Two Vector Fields

Let's now turn to the case of two vector fields. We now consider the Modulus field again and thus (when $a=1$) we are left with two constraints on four possible charges. It is not very interesting to look at singly charged solutions because they will be the same as the previous one vector field solution. So we'll focus on dyonic solutions and first keep the extra parameter $a$. Let's see what happens when we use the form of the metric from eq.5.16 and the electric vector fields (eq.5.17) and put this in the equation for $R_{tt}$ (first equation of eq.5.4)

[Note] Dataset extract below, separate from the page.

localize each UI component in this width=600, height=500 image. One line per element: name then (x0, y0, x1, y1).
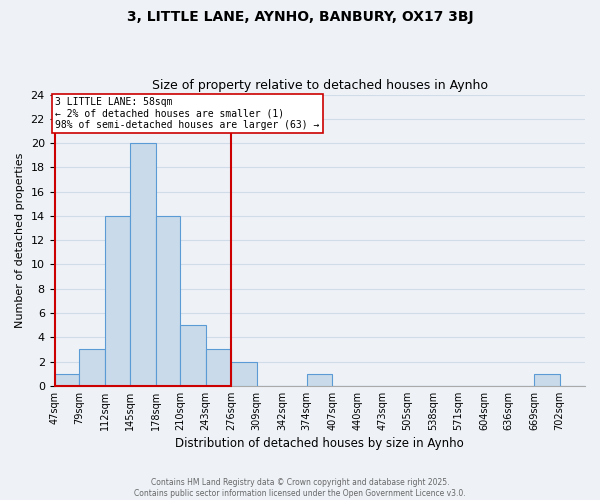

$$(\lambda ' R^2)' = {\textstyle{1\over 2}}\left\{ (c_A^2 + c_B^2) e^{-a\phi} + (G_A^2 + G_B^2) e^{a\phi} \right\} R^{-2}$$

In the previous case we used this equation to express the index $b$ in the 'known' index $a$. But now we find much more restricting conditions:

$$2 a \sqrt{b(1-b)} = b \land 2 a \sqrt{b(1-b)} = 1 - b$$

$$\mbox{so} \quad b = {\textstyle{1\over 2}} \mbox{and} a=\pm 1 \enspace !$$

This means we can only find a doubly charged solution for $a=\pm 1$.

This is the proof we promised for the fact that dyonic solutions only exist for $a=1$ ($a=-1$ is the same as $\phi \rightarrow -\phi$, so it corresponds to the purely magnetic case). This proof is given in the case of two vector fields but is equally valid for the case of one vector field.

So, from now one we take $a$ to be one and thus consider the string effective action again. Under the same assumptions as in the one vector field case we can solve the equations and we find the dyonic two vector field solution

$$R^2 (r) = r^2 - \Sigma^2 \, ,$$ (5.21)

$$\lambda (r) = \frac{(r-r_+)(r-r_-)}{r^2 - \Sigma^2} \, ,$$ (5.22)

$$e^\phi = e^{\phi_0} \frac{r+\Sigma}{r-\Sigma} \qquad \Delta_{\phi}=2\Sigma \,$$ (5.23)

where $\Delta_{\phi}$ is the Dilaton scalar charge defined through it's one over $r$ behaviour at infinity. The metric parameters must be expressed in terms of the mass an charges as follows

$$\Sigma ( r_+ + r_- ) = {\textstyle{1\over 4}}\left[ (c_A^2+c_B^2) e^{-\phi_0} - (G_A^2+G_B^2) e^{\phi_0} \right] \, ,$$ (5.24)

$$\Sigma^2 + r_+r_- = {\textstyle{1\over 4}}\left[ (c_A^2+c_B^2) e^{-\phi_0} + (G_A^2+G_B^2) e^{\phi_0} \right] \, ,$$ (5.25)

and

$$Q_{A(B)} = Q_{A(B)} e^{-\phi_0} \quad \mbox{and} \quad 2M = r_+ + r_- \, .$$

This $M$ can again be interpreted as the mass.

When we consider purely electric or magnetic solutions the solution reduces to the one vector field case (just work out the parameter relations and shift the solution in $r$). So the one vector field solution can be obtained from this more general dyonic solution.

Until now we explicitly wrote the Dilaton solutions multiplied with a constant, the Dilaton value at infinity. From now on we will take this value to be one. Afterwards it is always possible to consider other Dilaton values at infinity, just by identifying the squared electromagnetic charges as the previous ones multiplied with the Dilaton value at infinity ( $\phi \rightarrow \phi +\phi_0$, $F^2 \rightarrow e^{\phi_0} F^2$, this is a symmetry of the action and this transformation is a subgroup of the $SL(2,R)$ symmetry group).